Speaker 2:My daughter, for 15 years or more, has had a second job teaching for the University of Phoenix online. Here she is with her full-time teaching position at the middle school in Williamston and teaching other people not just kids either, but other people to become teachers, and she does it all online. But she's traveled to a variety of places in the state just to observe her students in the classroom and to see how they're doing in the classroom. She's been to Detroit up in the Thumb out here in the western part of the state. She drove into one school in inner city Detroit one time and parked her car on the street, walked up the building.
Speaker 2:When she got in they immediately locked her in a closet because they had lockdown and then when she got out, they were making bets the teacher's making bets on whether her car was going to be there when she got finished.
Speaker 1:A pretty tough area, Wow. So yeah, she sounds very busy. She is, she's very busy.
Speaker 2:she likes what she's doing she loves what she does and she's got enough time, I think, with the uh williamson district to retire if she chooses to do so yeah uh, which she says, maybe another three years it's got to be on her time, right sure, yeah, it's good that she can do that.
Speaker 1:Yeah, well, you know you have uh lived quite a life. Um sounds like a great family, married into great family. Um served your country, had a great career, um, you know, a good retirement.
Speaker 2:I don't regret any of it, really. Uh I the fact that, and I'll go ahead and say this that General Motors thought so little of the salaried workforce that they canceled all of the retirees' health insurance and life insurance. So, no dental, no vision, no health insurance. Well, you're on Medicare, you know. Yeah.
Speaker 1:You got health insurance you know, yeah, you got life, you got health insurance. So, yeah, I, uh, I remember when they restructured, it impacted my, my father as well, even though he was not salaried, he was hourly, but yeah, he lost a lot of benefits as well. Yeah, it was not a good thing yeah, didn't hurt the executives.
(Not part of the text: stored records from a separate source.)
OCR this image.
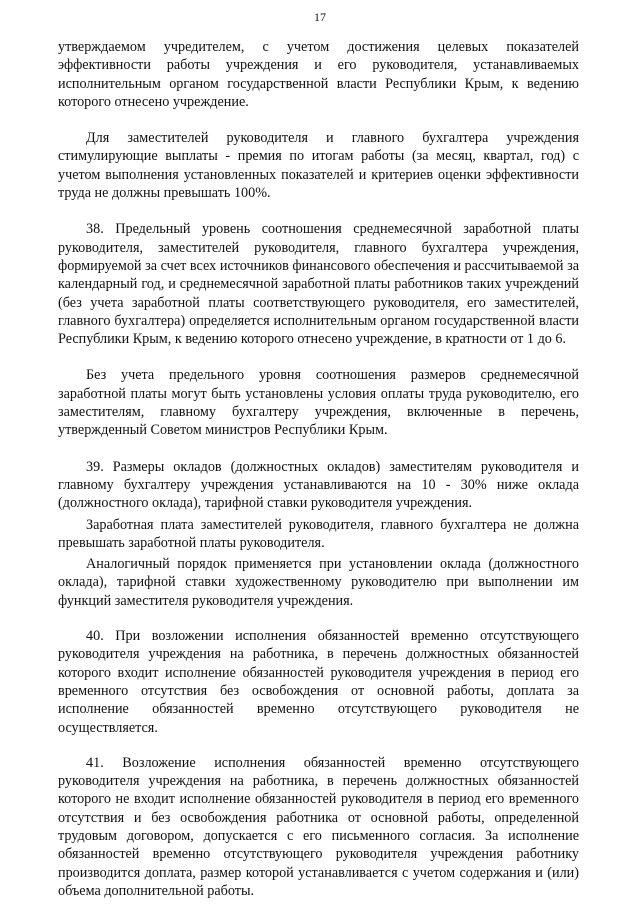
17

утверждаемом учредителем, с учетом достижения целевых показателей эффективности работы учреждения и его руководителя, устанавливаемых исполнительным органом государственной власти Республики Крым, к ведению которого отнесено учреждение.

Для заместителей руководителя и главного бухгалтера учреждения стимулирующие выплаты - премия по итогам работы (за месяц, квартал, год) с учетом выполнения установленных показателей и критериев оценки эффективности труда не должны превышать 100%.

38. Предельный уровень соотношения среднемесячной заработной платы руководителя, заместителей руководителя, главного бухгалтера учреждения, формируемой за счет всех источников финансового обеспечения и рассчитываемой за календарный год, и среднемесячной заработной платы работников таких учреждений (без учета заработной платы соответствующего руководителя, его заместителей, главного бухгалтера) определяется исполнительным органом государственной власти Республики Крым, к ведению которого отнесено учреждение, в кратности от 1 до 6.

Без учета предельного уровня соотношения размеров среднемесячной заработной платы могут быть установлены условия оплаты труда руководителю, его заместителям, главному бухгалтеру учреждения, включенные в перечень, утвержденный Советом министров Республики Крым.

39. Размеры окладов (должностных окладов) заместителям руководителя и главному бухгалтеру учреждения устанавливаются на 10 - 30% ниже оклада (должностного оклада), тарифной ставки руководителя учреждения.

Заработная плата заместителей руководителя, главного бухгалтера не должна превышать заработной платы руководителя.

Аналогичный порядок применяется при установлении оклада (должностного оклада), тарифной ставки художественному руководителю при выполнении им функций заместителя руководителя учреждения.

40. При возложении исполнения обязанностей временно отсутствующего руководителя учреждения на работника, в перечень должностных обязанностей которого входит исполнение обязанностей руководителя учреждения в период его временного отсутствия без освобождения от основной работы, доплата за исполнение обязанностей временно отсутствующего руководителя не осуществляется.

41. Возложение исполнения обязанностей временно отсутствующего руководителя учреждения на работника, в перечень должностных обязанностей которого не входит исполнение обязанностей руководителя в период его временного отсутствия и без освобождения работника от основной работы, определенной трудовым договором, допускается с его письменного согласия. За исполнение обязанностей временно отсутствующего руководителя учреждения работнику производится доплата, размер которой устанавливается с учетом содержания и (или) объема дополнительной работы.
Speaker 2:Well, it may have hurt their, but their their bonuses for a short period of time.
Speaker 1:Right, they still draw millions of dollars yeah, yeah, my dad doesn't get his profit sharing anymore either. No, yeah, so it all went away. Well, I do want to ask you one final question, if I could and I ask everyone the same question, and that when someone's listening to this in the future, when you and I aren't here anymore, what message would you like to leave people with?
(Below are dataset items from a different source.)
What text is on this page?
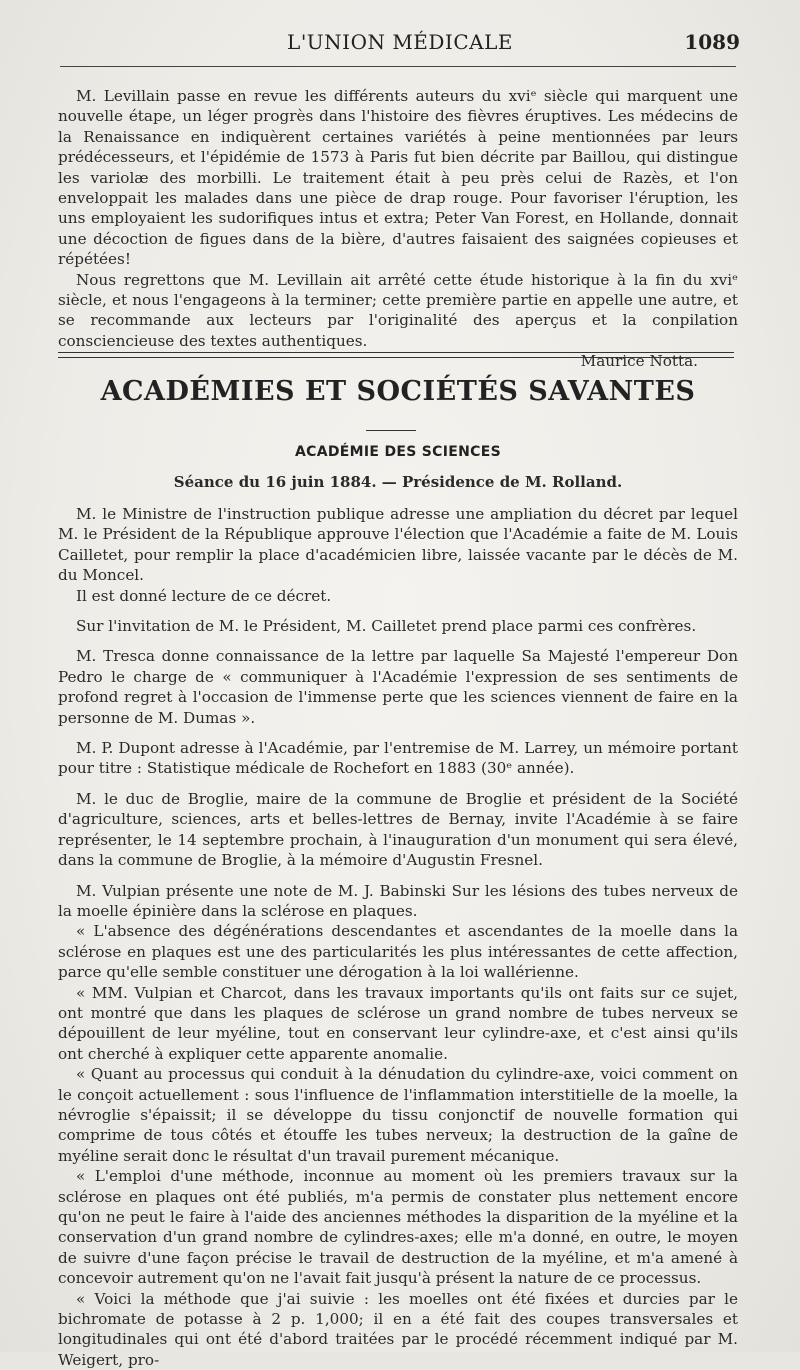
L'UNION MÉDICALE	1089

M. Levillain passe en revue les différents auteurs du xviᵉ siècle qui marquent une nouvelle étape, un léger progrès dans l'histoire des fièvres éruptives. Les médecins de la Renaissance en indiquèrent certaines variétés à peine mentionnées par leurs prédécesseurs, et l'épidémie de 1573 à Paris fut bien décrite par Baillou, qui distingue les variolæ des morbilli. Le traitement était à peu près celui de Razès, et l'on enveloppait les malades dans une pièce de drap rouge. Pour favoriser l'éruption, les uns employaient les sudorifiques intus et extra; Peter Van Forest, en Hollande, donnait une décoction de figues dans de la bière, d'autres faisaient des saignées copieuses et répétées!

Nous regrettons que M. Levillain ait arrêté cette étude historique à la fin du xviᵉ siècle, et nous l'engageons à la terminer; cette première partie en appelle une autre, et se recommande aux lecteurs par l'originalité des aperçus et la conpilation consciencieuse des textes authentiques.

Maurice Notta.

ACADÉMIES ET SOCIÉTÉS SAVANTES
ACADÉMIE DES SCIENCES
Séance du 16 juin 1884. — Présidence de M. Rolland.

M. le Ministre de l'instruction publique adresse une ampliation du décret par lequel M. le Président de la République approuve l'élection que l'Académie a faite de M. Louis Cailletet, pour remplir la place d'académicien libre, laissée vacante par le décès de M. du Moncel.

Il est donné lecture de ce décret.

Sur l'invitation de M. le Président, M. Cailletet prend place parmi ces confrères.

M. Tresca donne connaissance de la lettre par laquelle Sa Majesté l'empereur Don Pedro le charge de « communiquer à l'Académie l'expression de ses sentiments de profond regret à l'occasion de l'immense perte que les sciences viennent de faire en la personne de M. Dumas ».

M. P. Dupont adresse à l'Académie, par l'entremise de M. Larrey, un mémoire portant pour titre : Statistique médicale de Rochefort en 1883 (30ᵉ année).

M. le duc de Broglie, maire de la commune de Broglie et président de la Société d'agriculture, sciences, arts et belles-lettres de Bernay, invite l'Académie à se faire représenter, le 14 septembre prochain, à l'inauguration d'un monument qui sera élevé, dans la commune de Broglie, à la mémoire d'Augustin Fresnel.

M. Vulpian présente une note de M. J. Babinski Sur les lésions des tubes nerveux de la moelle épinière dans la sclérose en plaques.

« L'absence des dégénérations descendantes et ascendantes de la moelle dans la sclérose en plaques est une des particularités les plus intéressantes de cette affection, parce qu'elle semble constituer une dérogation à la loi wallérienne.

« MM. Vulpian et Charcot, dans les travaux importants qu'ils ont faits sur ce sujet, ont montré que dans les plaques de sclérose un grand nombre de tubes nerveux se dépouillent de leur myéline, tout en conservant leur cylindre-axe, et c'est ainsi qu'ils ont cherché à expliquer cette apparente anomalie.

« Quant au processus qui conduit à la dénudation du cylindre-axe, voici comment on le conçoit actuellement : sous l'influence de l'inflammation interstitielle de la moelle, la névroglie s'épaissit; il se développe du tissu conjonctif de nouvelle formation qui comprime de tous côtés et étouffe les tubes nerveux; la destruction de la gaîne de myéline serait donc le résultat d'un travail purement mécanique.

« L'emploi d'une méthode, inconnue au moment où les premiers travaux sur la sclérose en plaques ont été publiés, m'a permis de constater plus nettement encore qu'on ne peut le faire à l'aide des anciennes méthodes la disparition de la myéline et la conservation d'un grand nombre de cylindres-axes; elle m'a donné, en outre, le moyen de suivre d'une façon précise le travail de destruction de la myéline, et m'a amené à concevoir autrement qu'on ne l'avait fait jusqu'à présent la nature de ce processus.

« Voici la méthode que j'ai suivie : les moelles ont été fixées et durcies par le bichromate de potasse à 2 p. 1,000; il en a été fait des coupes transversales et longitudinales qui ont été d'abord traitées par le procédé récemment indiqué par M. Weigert, pro-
Speaker 2:Well, I would encourage people to. If you find someone you love, marry them, and it may be tough, but stick to it, because that's a commitment that you make. Don't throw away relationships. Work hard, do the right thing, go to church, learn how to live so that you can help others. And that's pretty much it, you know all right. There's a lot. There's a lot out there that you can give. You just don't realize it yet.
Speaker 1:All right. Well, you know, thanks for giving your time to me today sitting down here for the for this hour that we've, that, we've chatted and I really appreciate it.
Speaker 2:You're welcome, Bill. It's my pleasure Interesting. Thank you.